At first I thought the group chat would be handy (Picture: Getty Images)
When the ding-a-ling of my phone chimed in the pitch black silence of my bedroom, I sat up with a bolt.
‘Who was getting in touch in the middle of the night?’ I wondered as I groped frantically at my bedside table. ‘Was there any emergency? Was everyone OK?’
My heart raced as I logged in and my eyes scanned the message quickly.
‘Don’t forget, everyone!’, it read. ‘It’s a non-uniform day today!’
As I flopped back onto my pillow, the adrenalin gradually retreating, I cursed, once again, the ‘2022 Reception’ WhatsApp group.
At 6am, it wasn’t quite the middle of the night, but it was still over an hour until my husband and I needed to get up.
It may have only been four months ago that I’d joined this particular group, formed of parents of the other children in my little girl’s reception class, but it felt like a lifetime ago – and it was already the bane of my life.
When my daughter started school last September, I had numerous concerns and worries.
Would she make new friends? How would she settle into going five days a week? Would she enjoy learning her letters and numbers? Would she eat her school dinner?
It turned out that none of these things would be my biggest stress. No, no, no, it was the other mums who set my teeth on edge and had me howling with frustration.
Of course, I had no idea that this is what it’d be like at the start. In fact, when I was invited to join a Facebook group for parents who had children starting at the same school and someone suggested setting up a WhatsApp chat, I thought it was a great idea. Handy, you know?

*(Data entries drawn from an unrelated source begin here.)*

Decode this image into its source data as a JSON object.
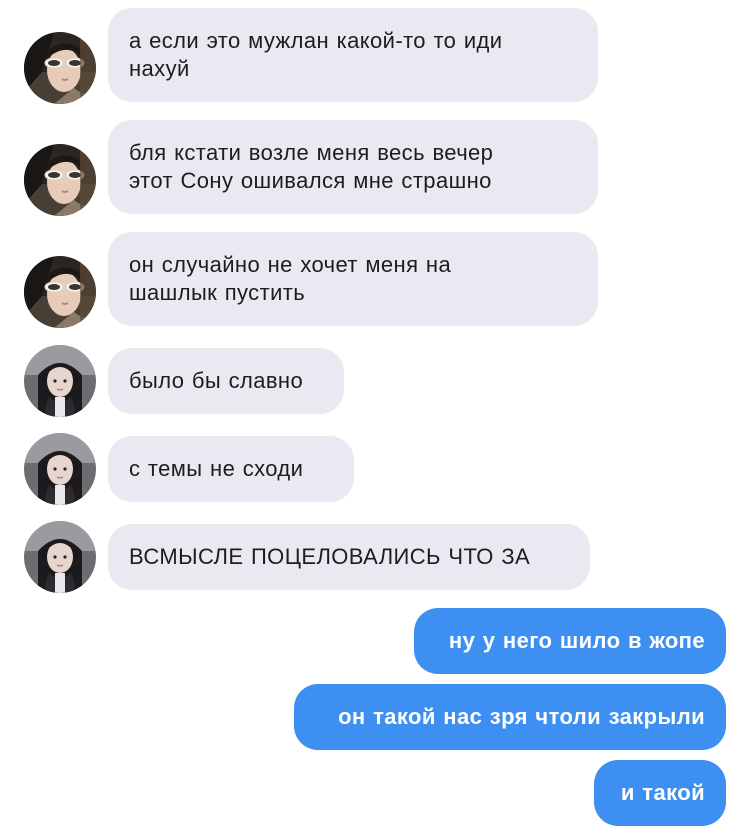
{
  "conversation": {
    "messages": [
      {
        "sender": "other-a",
        "avatar_icon": "avatar-sunglasses-icon",
        "lines": [
          "а если это мужлан какой-то то иди",
          "нахуй"
        ]
      },
      {
        "sender": "other-a",
        "avatar_icon": "avatar-sunglasses-icon",
        "lines": [
          "бля кстати возле меня весь вечер",
          "этот Сону ошивался мне страшно"
        ]
      },
      {
        "sender": "other-a",
        "avatar_icon": "avatar-sunglasses-icon",
        "lines": [
          "он случайно не хочет меня на",
          "шашлык пустить"
        ]
      },
      {
        "sender": "other-b",
        "avatar_icon": "avatar-girl-icon",
        "lines": [
          "было бы славно"
        ]
      },
      {
        "sender": "other-b",
        "avatar_icon": "avatar-girl-icon",
        "lines": [
          "с темы не сходи"
        ]
      },
      {
        "sender": "other-b",
        "avatar_icon": "avatar-girl-icon",
        "lines": [
          "ВСМЫСЛЕ ПОЦЕЛОВАЛИСЬ ЧТО ЗА"
        ]
      },
      {
        "sender": "me",
        "lines": [
          "ну у него шило в жопе"
        ]
      },
      {
        "sender": "me",
        "lines": [
          "он такой нас зря чтоли закрыли"
        ]
      },
      {
        "sender": "me",
        "lines": [
          "и такой"
        ]
      }
    ]
  },
  "colors": {
    "incoming_bubble": "#e9e9f2",
    "outgoing_bubble": "#3d90f1",
    "incoming_text": "#1d1d1f",
    "outgoing_text": "#ffffff"
  }
}
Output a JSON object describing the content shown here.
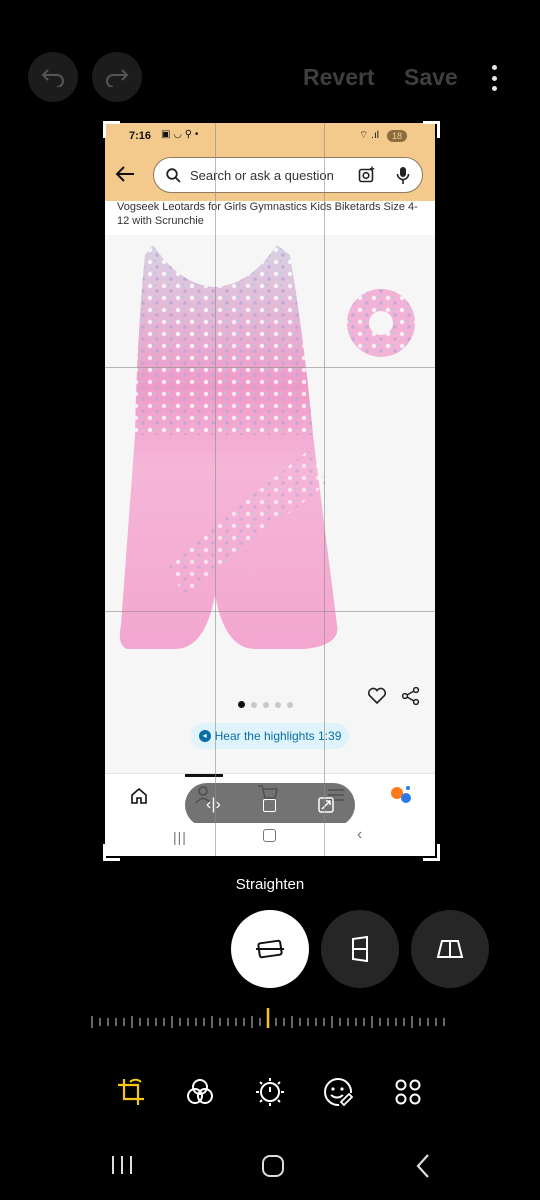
{
  "top_bar": {
    "undo_icon": "undo-icon",
    "redo_icon": "redo-icon",
    "revert_label": "Revert",
    "save_label": "Save"
  },
  "screenshot": {
    "status_bar": {
      "time": "7:16",
      "battery": "18"
    },
    "search": {
      "placeholder": "Search or ask a question"
    },
    "product_title": "Vogseek Leotards for Girls Gymnastics Kids Biketards Size 4-12 with Scrunchie",
    "carousel": {
      "dots": 5,
      "active": 0
    },
    "highlights_label": "Hear the highlights 1:39",
    "colors": {
      "header": "#f3c98c",
      "accent": "#0a6ea6"
    }
  },
  "editor": {
    "mode_label": "Straighten",
    "tools": [
      "straighten-icon",
      "vertical-perspective-icon",
      "horizontal-perspective-icon"
    ],
    "active_tool": "straighten-icon",
    "accent_color": "#f5c518"
  },
  "bottom_toolbar": {
    "items": [
      "crop-rotate-icon",
      "filters-icon",
      "adjust-icon",
      "sticker-icon",
      "more-tools-icon"
    ],
    "active": "crop-rotate-icon"
  }
}
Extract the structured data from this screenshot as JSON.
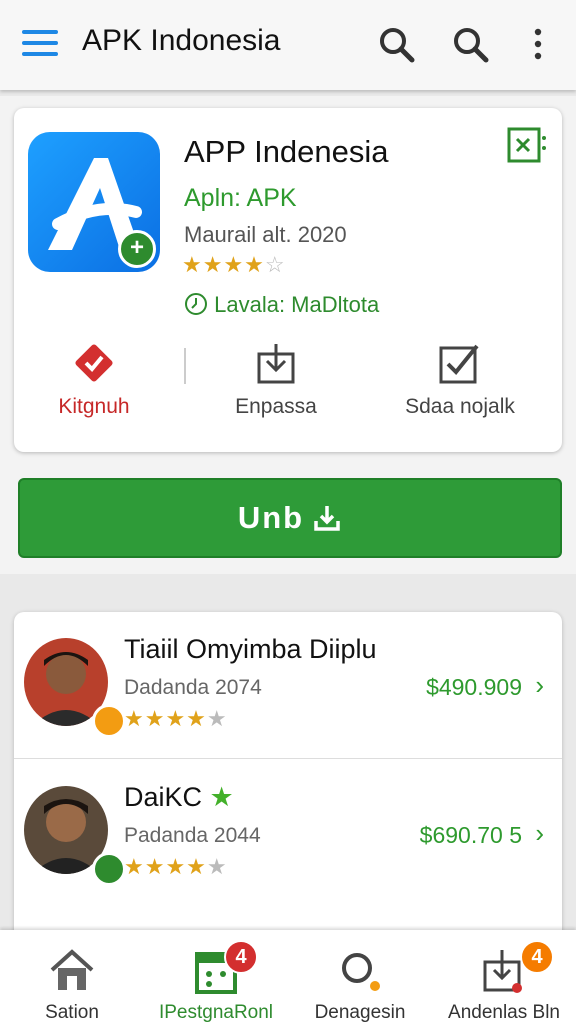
{
  "topbar": {
    "title": "APK Indonesia"
  },
  "app": {
    "title": "APP Indenesia",
    "subtitle": "Apln: APK",
    "date": "Maurail alt. 2020",
    "rating": 3.5,
    "badge": "Lavala: MaDltota",
    "actions": [
      {
        "label": "Kitgnuh",
        "icon": "diamond-check-icon"
      },
      {
        "label": "Enpassa",
        "icon": "download-box-icon"
      },
      {
        "label": "Sdaa nojalk",
        "icon": "checkbox-icon"
      }
    ],
    "main_button": "Unb"
  },
  "list": [
    {
      "name": "Tiaiil Omyimba Diiplu",
      "date": "Dadanda 2074",
      "price": "$490.909",
      "rating": 3.5
    },
    {
      "name": "DaiKC",
      "date": "Padanda 2044",
      "price": "$690.70 5",
      "rating": 3.5
    }
  ],
  "bottom_nav": [
    {
      "label": "Sation",
      "icon": "home-icon",
      "badge": ""
    },
    {
      "label": "IPestgnaRonl",
      "icon": "calendar-icon",
      "badge": "4"
    },
    {
      "label": "Denagesin",
      "icon": "search-icon",
      "badge": ""
    },
    {
      "label": "Andenlas Bln",
      "icon": "download-icon",
      "badge": "4"
    }
  ],
  "colors": {
    "accent_green": "#2e9b38",
    "menu_blue": "#1e88e5",
    "badge_red": "#d32f2f",
    "badge_orange": "#f57c00",
    "star": "#e0a21a"
  }
}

‘How many uniforms is everyone getting?’ one mum asked, and I nodded approvingly. I’d only bought two jumpers and five polo shirts so far, and I’d been debating investing in some more.
‘I’ve got three white polo shirts and three blue ones and two skirts and a pinafore,’ one mum replied. ‘No idea if I’ll need more.’
‘Never buy white polo shirts – they just get ruined straight away,’ another mum pinged back instantly. ‘You’ll definitely need more than that too, you won’t believe how often they lose clothes. I’d go for 10 polo shirts, but I reckon you’ll need another seven if three of yours are white.’
I learnt later that this lady already had two older children at school and considered herself the fountain of all knowledge – no really, that was actually how she introduced herself in her next message.
But of course, she wasn’t the only one to pipe up. There are 63 of us in the group and almost everyone had an opinion.